I have not worked out at all this week. I woke up with a sore throat last Friday and went to the doctor for it on Monday - strep. Totally weird though... last time I had strep it felt like I had been hit by a truck. My body hurt, my stomach hurt, I had razors in my throat. This time - only the razors, otherwise I felt totally fine. Started antibiotics on Monday afternoon and as of yesterday afternoon there was only slight throat pain left.
Haven't worked out at all and I haven't eaten much in the last couple of days. Today should be better.

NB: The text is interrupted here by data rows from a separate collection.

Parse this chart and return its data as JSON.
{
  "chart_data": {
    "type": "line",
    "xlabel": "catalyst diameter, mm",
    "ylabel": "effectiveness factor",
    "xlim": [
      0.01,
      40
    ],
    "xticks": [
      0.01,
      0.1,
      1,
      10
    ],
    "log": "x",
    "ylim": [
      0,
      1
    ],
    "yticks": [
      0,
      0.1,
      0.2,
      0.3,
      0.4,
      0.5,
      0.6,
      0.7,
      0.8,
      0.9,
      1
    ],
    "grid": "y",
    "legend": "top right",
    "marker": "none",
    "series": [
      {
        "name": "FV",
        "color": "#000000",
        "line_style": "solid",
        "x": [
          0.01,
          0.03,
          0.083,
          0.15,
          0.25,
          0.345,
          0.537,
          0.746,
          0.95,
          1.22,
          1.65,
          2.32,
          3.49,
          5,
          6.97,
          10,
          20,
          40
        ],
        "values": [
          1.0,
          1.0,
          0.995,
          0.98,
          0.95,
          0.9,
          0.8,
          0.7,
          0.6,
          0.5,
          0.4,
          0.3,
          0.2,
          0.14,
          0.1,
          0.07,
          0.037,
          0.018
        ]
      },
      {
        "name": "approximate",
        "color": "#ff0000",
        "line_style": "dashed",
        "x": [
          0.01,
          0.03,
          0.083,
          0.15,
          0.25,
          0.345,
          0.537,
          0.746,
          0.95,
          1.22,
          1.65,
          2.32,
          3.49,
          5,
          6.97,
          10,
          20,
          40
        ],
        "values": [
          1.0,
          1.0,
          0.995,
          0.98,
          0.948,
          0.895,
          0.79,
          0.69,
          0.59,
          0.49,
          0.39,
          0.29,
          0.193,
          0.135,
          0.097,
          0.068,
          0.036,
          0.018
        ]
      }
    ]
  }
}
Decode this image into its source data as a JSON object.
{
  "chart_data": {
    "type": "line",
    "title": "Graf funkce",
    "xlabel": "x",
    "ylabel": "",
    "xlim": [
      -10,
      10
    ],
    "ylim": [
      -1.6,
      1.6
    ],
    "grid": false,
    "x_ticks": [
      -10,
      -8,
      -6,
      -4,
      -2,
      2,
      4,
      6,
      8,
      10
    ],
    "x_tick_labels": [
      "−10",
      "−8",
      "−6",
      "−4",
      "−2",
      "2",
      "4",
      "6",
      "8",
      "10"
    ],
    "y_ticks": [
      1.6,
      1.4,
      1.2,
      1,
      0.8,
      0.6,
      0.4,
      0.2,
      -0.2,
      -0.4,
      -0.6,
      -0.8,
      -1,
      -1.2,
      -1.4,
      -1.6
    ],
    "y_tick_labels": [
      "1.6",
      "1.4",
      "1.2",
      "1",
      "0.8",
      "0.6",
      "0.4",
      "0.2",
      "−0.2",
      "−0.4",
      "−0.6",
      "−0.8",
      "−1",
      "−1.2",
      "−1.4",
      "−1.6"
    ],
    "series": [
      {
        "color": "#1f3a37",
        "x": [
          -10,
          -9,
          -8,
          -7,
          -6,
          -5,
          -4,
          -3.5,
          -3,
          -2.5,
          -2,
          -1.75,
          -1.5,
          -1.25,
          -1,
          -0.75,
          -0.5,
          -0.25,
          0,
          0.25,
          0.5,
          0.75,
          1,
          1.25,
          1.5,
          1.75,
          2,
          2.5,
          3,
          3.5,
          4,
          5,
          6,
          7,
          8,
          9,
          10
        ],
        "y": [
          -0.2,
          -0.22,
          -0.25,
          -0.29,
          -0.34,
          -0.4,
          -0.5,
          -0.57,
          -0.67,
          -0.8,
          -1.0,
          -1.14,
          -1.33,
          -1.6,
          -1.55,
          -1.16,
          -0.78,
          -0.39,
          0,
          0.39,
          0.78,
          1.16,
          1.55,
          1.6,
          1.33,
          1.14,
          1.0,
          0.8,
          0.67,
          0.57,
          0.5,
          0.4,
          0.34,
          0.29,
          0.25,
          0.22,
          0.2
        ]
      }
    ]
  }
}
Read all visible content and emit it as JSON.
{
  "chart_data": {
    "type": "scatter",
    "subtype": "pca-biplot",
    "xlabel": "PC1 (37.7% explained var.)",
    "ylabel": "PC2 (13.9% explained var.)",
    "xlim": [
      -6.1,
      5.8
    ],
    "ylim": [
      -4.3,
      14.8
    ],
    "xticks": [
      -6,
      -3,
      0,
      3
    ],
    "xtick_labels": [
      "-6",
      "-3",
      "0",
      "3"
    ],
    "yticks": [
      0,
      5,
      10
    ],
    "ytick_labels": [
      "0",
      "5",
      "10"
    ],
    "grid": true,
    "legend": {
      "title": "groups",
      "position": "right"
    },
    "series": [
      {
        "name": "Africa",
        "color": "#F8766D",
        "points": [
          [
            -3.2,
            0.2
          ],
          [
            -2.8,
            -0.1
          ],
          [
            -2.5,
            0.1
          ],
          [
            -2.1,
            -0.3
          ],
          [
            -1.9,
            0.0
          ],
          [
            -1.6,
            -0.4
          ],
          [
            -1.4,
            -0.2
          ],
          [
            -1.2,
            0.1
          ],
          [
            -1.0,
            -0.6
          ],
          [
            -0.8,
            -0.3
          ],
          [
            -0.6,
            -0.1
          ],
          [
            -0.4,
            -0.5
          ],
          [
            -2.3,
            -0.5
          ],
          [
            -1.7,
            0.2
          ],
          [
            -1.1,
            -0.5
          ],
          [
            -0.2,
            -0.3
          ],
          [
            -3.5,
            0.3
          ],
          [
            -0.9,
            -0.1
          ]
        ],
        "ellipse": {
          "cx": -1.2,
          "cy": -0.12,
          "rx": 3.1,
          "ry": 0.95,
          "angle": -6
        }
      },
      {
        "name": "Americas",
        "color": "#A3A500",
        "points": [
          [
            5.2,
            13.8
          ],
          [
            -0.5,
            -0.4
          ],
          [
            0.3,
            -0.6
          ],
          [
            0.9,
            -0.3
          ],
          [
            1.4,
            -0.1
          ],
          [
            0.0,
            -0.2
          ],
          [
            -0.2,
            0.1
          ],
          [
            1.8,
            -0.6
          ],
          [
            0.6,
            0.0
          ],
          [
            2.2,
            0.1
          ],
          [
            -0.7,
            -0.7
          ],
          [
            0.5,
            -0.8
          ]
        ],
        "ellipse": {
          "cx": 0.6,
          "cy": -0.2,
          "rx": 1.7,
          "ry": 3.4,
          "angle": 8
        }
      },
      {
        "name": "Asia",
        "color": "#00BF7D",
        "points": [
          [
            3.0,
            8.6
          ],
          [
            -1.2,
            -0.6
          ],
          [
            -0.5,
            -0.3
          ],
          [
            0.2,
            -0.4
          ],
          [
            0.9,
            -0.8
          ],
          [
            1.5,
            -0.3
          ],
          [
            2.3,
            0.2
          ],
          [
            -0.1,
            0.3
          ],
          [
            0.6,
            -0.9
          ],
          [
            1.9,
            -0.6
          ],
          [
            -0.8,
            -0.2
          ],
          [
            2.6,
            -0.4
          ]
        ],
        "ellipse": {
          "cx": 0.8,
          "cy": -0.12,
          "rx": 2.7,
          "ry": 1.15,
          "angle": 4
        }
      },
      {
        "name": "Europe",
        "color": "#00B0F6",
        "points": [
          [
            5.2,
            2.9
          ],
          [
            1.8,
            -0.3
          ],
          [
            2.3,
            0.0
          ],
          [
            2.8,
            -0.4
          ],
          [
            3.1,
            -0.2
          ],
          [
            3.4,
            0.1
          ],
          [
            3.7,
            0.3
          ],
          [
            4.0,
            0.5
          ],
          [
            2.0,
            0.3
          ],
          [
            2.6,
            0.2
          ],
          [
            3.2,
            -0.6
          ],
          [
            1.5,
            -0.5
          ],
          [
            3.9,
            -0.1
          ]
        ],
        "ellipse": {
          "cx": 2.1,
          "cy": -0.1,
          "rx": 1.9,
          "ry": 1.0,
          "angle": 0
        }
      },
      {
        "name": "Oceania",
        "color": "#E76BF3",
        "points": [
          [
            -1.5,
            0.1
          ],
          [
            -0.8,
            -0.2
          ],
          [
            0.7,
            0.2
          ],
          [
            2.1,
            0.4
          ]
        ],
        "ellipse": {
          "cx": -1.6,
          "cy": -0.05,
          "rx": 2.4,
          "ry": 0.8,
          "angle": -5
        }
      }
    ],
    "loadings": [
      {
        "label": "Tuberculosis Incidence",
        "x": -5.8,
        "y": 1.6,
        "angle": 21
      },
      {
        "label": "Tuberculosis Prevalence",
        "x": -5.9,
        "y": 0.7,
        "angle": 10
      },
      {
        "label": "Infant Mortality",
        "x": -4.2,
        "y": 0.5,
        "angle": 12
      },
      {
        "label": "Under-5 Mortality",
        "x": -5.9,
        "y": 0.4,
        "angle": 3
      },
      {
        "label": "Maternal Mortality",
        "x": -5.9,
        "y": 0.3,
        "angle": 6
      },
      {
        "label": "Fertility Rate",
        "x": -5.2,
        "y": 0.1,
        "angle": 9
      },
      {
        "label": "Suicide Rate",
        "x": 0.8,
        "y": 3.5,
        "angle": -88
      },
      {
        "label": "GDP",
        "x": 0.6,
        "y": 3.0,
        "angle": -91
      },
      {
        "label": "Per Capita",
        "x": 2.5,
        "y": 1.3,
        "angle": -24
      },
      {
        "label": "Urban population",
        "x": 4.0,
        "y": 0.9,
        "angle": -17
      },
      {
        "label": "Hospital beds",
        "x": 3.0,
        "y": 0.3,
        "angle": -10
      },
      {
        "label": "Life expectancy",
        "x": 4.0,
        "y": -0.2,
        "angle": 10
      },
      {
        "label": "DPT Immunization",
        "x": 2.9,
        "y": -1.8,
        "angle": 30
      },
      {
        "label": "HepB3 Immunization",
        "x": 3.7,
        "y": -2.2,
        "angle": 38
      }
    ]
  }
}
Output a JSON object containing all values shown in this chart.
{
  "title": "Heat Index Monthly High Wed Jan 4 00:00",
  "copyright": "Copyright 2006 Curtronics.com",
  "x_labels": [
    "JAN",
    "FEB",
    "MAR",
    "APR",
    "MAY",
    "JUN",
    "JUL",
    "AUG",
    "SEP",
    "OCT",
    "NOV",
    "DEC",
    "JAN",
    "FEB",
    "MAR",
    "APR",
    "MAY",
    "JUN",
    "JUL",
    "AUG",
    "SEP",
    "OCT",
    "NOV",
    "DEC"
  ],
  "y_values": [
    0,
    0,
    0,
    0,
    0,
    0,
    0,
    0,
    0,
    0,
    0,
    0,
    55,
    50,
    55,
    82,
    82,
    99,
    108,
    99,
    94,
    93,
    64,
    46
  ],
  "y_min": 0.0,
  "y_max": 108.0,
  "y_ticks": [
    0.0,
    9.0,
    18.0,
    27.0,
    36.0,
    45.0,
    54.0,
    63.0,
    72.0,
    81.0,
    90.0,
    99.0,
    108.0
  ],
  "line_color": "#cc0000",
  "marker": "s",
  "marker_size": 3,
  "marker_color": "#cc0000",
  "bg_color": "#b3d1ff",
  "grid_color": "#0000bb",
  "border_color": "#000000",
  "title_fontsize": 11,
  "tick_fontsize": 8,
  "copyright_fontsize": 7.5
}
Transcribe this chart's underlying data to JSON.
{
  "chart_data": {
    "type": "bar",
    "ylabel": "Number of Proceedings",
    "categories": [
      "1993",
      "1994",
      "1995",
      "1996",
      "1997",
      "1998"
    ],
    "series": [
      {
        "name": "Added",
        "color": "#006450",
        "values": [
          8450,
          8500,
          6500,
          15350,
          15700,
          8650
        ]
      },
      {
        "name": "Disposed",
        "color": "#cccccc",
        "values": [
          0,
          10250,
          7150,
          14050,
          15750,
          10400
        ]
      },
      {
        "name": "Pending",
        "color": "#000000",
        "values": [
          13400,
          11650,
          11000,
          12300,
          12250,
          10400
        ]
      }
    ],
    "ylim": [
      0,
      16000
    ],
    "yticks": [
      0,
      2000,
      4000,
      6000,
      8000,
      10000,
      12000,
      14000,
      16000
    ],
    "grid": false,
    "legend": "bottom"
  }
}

Really trying to evaluate things over here. I'm perplexed by how tired Dave and I are all the time. He has cut down his running mileage and has decided not to run the RBR - his body was not dealing well with the running and he wants to focus more on losing weight because he's been snoring lately. The amount of fatigue that we've both experienced is totally different than the kind of fatigue we had when we were training for Indy last year. At that time, we were both so physically tired at the end of the night and would go to bed at 9:15... but it was the good, worked hard, my body is TIRED kind of tired. Definitely attributed to the running/training.
It is different now. We shouldn't be feeling like this - we're both in fantastic shape. Last night at 8:30 I wanted to go to bed. I had slept 8 hours the night before. I hadn't worked out. Not sure what is going on - could be due to being sick, but my body has just felt "off" for a while now... hence dropping out of the race and no longer running. I'm going to keep paying attention.
I'm also thinking about getting back into running. Easter is approaching, so my 6 weeks is up. I wasn't really planning to get back into it, however, my back is killing me (herniated L4 and L5) and I'm sleeping like crap all the time. I know that when I'm running, my back doesn't hurt. I also sleep much better. I feel conflicted, though, because I don't know how to get back into it without getting obsessed with pace & routes & time etc. I don't know how to just go out and enjoy myself and not care about those things. I think I probably need to just go out and not pay attention to the time it takes to run. I still need new shoes, which really should wait until May so it will be a couple of weeks yet. But I think I need to get back to it so I can sleep and not have back pain. If I think about it, those used to be my biggest motivating factors and I let all the rest get in the way. Stupid race training got the best of me! Perhaps my personality is not suited for racing - too competitive with myself. Too self-motivated. Too self-disciplined.
I'm going to get back to Bob Harper and his plan to kill me, get some new shoes and get back to it. My back needs it.